February natural gas was set to open about 11 cents higher at around $2.846 Thursday, as weather data suggested the current cold blast — expected to extend well into the first week of the new year — could stick around a bit longer.
“Back to back nights we have seen weather turn markedly colder now, with modeling guidance continuing to show significant cold risks lingering longer than previously expected,” said Bespoke Weather Services in a Thursday morning note to clients.
“Now we are seeing risks that some of the strongest cold could come again Jan. 4-6 before gradually moving out, and with long-range guidance not quite as warm we added just over 20 gas-weighted degree days overnight.”
After breaking through $2.75, a test of $2.84 quickly followed, Bespoke said.
“Resistance from $2.84-2.88 should be tested today, though,” as the Energy Information Administration’s (EIA) storage inventory report “is likely to be a bit looser week-over-week.” With current weather, “a series of very large withdrawals” could be in store.
Predictions have been rolling in for EIA’s 10:30 a.m. EDT release, showing another triple-digit withdrawal could be in play for the week ending Dec. 22. Last week, EIA reported a 182 Bcf withdrawal.
A Reuters survey of traders and analysts called for an average withdrawal of 113 Bcf from U.S. gas stocks for the week ending Dec. 22, with responses ranging from -107 Bcf to -176 Bcf. Last year, 233 Bcf was withdrawn, and the five-year average for the period stands at -111 Bcf.
Stephen Smith Energy Associates, in a report issued over the holiday weekend, predicted a 107 Bcf withdrawal. The firm said this compares to a seasonally normal draw of 82 Bcf, based on 2006-2010 norms.
PointLogic Energy on Tuesday predicted a withdrawal of 111 Bcf, pointing to higher production week/week and a decline in demand “spread across the middle and eastern half of the country” for the period.
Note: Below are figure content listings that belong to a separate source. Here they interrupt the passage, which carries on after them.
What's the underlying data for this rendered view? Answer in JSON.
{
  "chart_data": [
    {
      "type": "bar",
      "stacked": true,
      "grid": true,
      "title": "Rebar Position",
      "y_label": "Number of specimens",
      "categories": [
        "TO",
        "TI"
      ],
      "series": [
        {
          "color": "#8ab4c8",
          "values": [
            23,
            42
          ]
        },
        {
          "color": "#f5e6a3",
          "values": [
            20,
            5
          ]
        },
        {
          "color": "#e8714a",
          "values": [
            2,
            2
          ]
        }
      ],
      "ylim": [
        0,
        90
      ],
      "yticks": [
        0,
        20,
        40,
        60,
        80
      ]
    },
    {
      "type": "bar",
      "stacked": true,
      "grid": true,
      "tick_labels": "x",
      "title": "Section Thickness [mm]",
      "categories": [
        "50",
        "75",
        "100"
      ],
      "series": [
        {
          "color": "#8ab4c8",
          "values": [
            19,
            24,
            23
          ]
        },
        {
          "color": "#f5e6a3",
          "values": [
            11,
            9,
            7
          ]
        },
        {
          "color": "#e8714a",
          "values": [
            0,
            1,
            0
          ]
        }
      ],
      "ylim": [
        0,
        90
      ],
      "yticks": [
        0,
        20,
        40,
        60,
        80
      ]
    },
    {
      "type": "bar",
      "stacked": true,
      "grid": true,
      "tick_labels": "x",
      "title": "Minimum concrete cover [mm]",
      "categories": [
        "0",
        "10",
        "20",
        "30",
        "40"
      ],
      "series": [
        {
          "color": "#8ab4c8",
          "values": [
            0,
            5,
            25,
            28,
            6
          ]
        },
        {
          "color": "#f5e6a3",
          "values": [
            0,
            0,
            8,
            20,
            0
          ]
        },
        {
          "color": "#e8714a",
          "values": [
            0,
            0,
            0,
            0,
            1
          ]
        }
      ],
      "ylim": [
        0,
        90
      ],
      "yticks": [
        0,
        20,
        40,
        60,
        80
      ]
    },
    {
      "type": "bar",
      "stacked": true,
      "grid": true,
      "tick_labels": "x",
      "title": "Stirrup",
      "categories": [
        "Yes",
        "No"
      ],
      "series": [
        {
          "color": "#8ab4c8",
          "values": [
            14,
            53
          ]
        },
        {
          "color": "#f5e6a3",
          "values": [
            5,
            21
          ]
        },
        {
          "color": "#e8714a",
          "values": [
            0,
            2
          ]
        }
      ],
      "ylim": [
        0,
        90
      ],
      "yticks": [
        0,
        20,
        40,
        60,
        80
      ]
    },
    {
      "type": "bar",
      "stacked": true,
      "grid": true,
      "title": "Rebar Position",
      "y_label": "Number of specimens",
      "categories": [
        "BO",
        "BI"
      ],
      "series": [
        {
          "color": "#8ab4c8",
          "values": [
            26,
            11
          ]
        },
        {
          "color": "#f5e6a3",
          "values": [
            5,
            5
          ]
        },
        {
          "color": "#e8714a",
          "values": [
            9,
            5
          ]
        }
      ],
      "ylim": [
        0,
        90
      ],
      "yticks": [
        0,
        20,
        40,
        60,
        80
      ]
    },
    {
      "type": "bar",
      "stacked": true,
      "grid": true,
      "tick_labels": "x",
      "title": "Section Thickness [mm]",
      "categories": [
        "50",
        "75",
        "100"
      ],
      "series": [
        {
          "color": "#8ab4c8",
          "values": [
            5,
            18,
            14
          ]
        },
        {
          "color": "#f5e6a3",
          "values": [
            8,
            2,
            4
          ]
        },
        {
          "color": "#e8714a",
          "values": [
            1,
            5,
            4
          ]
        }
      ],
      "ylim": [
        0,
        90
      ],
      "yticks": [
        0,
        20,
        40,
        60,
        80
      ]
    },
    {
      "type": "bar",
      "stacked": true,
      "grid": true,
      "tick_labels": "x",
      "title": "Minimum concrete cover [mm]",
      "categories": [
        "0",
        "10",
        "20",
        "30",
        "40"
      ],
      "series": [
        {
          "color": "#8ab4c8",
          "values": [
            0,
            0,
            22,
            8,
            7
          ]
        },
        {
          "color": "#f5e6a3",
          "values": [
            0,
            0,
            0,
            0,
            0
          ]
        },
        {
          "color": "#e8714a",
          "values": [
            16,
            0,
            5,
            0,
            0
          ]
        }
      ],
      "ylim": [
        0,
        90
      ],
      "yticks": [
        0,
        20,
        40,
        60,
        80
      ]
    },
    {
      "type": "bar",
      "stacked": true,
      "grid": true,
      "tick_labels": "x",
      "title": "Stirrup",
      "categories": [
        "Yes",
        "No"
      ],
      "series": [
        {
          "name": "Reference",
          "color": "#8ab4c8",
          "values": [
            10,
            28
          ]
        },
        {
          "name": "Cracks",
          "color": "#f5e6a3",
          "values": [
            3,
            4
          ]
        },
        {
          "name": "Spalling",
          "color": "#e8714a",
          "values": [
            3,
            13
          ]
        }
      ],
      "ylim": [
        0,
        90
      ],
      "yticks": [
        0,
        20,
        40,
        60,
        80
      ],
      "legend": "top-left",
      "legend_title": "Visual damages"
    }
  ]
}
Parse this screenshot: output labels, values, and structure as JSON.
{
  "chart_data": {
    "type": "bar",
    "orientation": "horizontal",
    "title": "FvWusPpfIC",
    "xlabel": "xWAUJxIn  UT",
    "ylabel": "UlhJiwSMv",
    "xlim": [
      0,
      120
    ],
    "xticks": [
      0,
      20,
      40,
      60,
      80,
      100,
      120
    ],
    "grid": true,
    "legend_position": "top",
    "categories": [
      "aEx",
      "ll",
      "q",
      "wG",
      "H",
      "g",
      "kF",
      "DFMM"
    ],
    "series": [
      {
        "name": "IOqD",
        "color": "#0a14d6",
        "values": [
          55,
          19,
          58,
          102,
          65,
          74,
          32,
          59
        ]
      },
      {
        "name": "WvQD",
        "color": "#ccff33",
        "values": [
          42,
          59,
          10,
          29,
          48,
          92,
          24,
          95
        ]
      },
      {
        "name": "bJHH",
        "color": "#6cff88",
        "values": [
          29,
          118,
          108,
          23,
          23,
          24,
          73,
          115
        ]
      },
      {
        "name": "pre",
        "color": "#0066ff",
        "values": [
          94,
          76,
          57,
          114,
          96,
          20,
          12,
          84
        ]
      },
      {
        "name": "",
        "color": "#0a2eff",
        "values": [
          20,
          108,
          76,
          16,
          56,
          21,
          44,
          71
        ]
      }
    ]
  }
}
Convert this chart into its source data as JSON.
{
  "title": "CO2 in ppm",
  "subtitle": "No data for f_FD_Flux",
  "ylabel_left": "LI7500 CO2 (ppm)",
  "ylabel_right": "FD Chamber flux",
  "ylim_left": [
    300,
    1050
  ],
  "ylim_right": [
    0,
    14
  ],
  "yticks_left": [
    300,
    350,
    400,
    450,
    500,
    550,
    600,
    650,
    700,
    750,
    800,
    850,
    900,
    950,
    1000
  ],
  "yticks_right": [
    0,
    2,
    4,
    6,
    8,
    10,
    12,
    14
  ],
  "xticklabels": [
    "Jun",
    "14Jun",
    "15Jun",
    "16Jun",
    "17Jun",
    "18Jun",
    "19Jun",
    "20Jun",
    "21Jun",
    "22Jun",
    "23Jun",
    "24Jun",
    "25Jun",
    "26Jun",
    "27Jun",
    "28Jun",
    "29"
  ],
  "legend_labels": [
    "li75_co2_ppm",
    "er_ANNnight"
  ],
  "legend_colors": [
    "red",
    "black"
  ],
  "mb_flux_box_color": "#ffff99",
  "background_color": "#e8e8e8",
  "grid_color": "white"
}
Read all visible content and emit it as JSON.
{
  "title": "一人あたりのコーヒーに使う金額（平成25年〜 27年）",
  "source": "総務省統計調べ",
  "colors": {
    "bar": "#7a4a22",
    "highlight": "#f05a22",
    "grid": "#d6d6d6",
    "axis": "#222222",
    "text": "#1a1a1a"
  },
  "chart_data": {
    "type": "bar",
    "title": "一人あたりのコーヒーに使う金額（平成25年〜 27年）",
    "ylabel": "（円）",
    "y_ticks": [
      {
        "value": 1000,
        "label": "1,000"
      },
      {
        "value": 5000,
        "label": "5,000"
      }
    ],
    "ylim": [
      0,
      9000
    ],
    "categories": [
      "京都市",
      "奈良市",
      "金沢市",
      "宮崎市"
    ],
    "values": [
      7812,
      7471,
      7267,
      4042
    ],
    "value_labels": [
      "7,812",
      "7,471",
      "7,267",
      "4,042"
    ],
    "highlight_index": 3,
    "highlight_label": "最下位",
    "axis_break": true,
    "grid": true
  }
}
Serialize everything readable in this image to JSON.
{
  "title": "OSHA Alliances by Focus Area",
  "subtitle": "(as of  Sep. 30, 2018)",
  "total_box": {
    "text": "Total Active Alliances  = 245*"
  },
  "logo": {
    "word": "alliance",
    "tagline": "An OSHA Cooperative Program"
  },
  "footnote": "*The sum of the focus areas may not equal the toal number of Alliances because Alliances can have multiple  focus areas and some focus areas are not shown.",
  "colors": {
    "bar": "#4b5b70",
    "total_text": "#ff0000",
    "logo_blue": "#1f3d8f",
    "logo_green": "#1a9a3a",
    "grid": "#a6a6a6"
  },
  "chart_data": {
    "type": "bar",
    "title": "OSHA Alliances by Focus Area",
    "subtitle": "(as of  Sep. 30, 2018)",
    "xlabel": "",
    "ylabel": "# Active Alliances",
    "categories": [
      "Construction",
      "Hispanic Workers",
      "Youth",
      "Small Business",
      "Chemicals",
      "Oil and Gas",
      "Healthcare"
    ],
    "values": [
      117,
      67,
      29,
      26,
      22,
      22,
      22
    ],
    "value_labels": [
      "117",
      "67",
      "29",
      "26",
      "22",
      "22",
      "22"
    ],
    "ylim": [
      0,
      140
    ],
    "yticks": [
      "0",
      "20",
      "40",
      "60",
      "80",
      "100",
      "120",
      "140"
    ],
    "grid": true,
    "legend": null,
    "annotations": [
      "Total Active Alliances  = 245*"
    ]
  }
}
ION Energy’s Kyle Cooper called for a 109 Bcf withdrawal.
INTL FCStone Financial Inc.’s Tom Saal, senior vice president, said Wednesday the longs may need more convincing as far as weather.
After some lackluster storage withdrawals earlier in the heating season, “and then we had an injection on top of that a few weeks ago, that just slammed the door on them,” Saal said. “So now we’re going to need something.” But with a couple large withdrawals and some cold weather, “we’ll see what happens.”.
February crude oil was set to open flat Thursday at around $59.65/bbl, while January RBOB gasoline was down fractionally at $1.7860/gal.